Wegen Trump-Schock - Bisher lästerten USA: Jetzt prophezeien sie uns wegen "Trump-Schock" ein Wunder
Wird Deutschland ausgerechnet durch die Trump-Regierung stärker? Das fragen US-Medien und prophezeien „Wunder für die konjunkturellen Aussichten Europas“. Sowohl das politisch konservative „Wall Street Journal“ (WSJ) als auch die eher linksgerichtete „New York Times“ (NYT) sagen der Bundesrepublik einen Aufschwung voraus.
Zwar fühle sich kein Land in Europa von der neuen US-Regierung mehr verraten als Deutschland, heißt es in der amerikanischen Presse.
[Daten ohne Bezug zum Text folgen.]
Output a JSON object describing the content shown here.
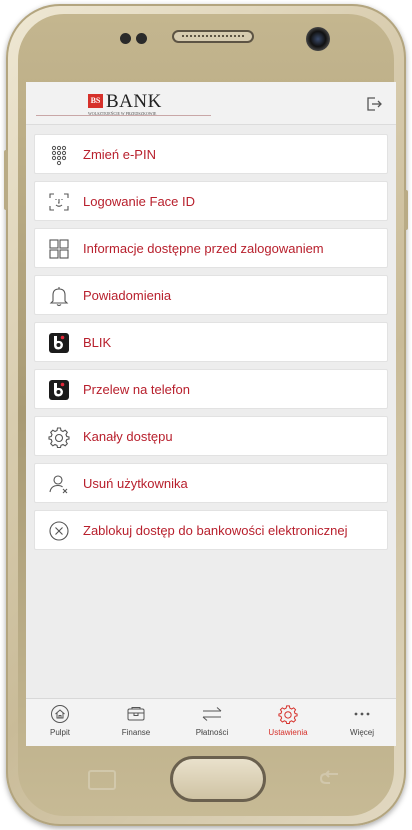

Doch ausgerechnet Berlin könnte von der aktuellen Entwicklung enorm profitieren.
Deutschland fühlt sich von den USA verraten und betrogen
Deutschland sei nun ein „Waisenkind der USA“ geworden, lautete die Schlagzeile der NYT. Aber: Nach dem Schock schreite es jetzt zu Taten. „Kein anderes Land in Europa ist so sehr ein Produkt der aufgeklärten amerikanischen Nachkriegsgeschichte“, heißt es. „Jetzt, verlassen, beginnt es, sich mit einer neuen Welt auseinanderzusetzen.“
Die Vereinigten Staaten gaben Deutschland seine Demokratie und seine Verfassung, erklärte die NYT zu Beginn des Leitartikels den amerikanischen Lesern. Die USA unterstützten die deutsche Wiedervereinigung, als Frankreich und Großbritannien Zweifel hegten.
„Doch Präsident Trump und seine Regierung betrachten Deutschland jetzt als Gegner, die Nato als Belastung und Russland als Freund. Vizepräsident JD Vance und Elon Musk unterstützen eine rechtsextreme Partei mit Neonazi-Mitgliedern, die die deutsche Regierung untergraben will und Russlands Ziele in der Ukraine unterstützt.“
Folglich fühle sich Deutschland mehr als alle anderen Länder Europas von den USA verraten und betrogen, heißt es weiter. Doch „nun, da die Deutschen aus dem Nest gedrängt wurden, beginnen sie, darauf zu reagieren. Sie befinden sich gerade in einer tiefen Selbstbesinnung und stellen sich Fragen über die Zukunft – sowohl ihre eigene als auch die Europas“.
Der Trump-Schock könnte heilsam sein
Das deutlichste Anzeichen dafür, dass auf den Schock nun Taten folgen, sei die Lockerung der „langen Schuldenaversion Deutschlands“, so die NYT. Jetzt könne das Land endlich mit dem Wiederaufbau seines Militärs und seiner vernachlässigten Infrastruktur beginnen. „Der anfängliche Schock ist einem Gefühl der Mobilisierung gewichen“, wird etwa Thomas Bagger, ein hochrangiger Beamter des Auswärtigen Amtes in Berlin zitiert.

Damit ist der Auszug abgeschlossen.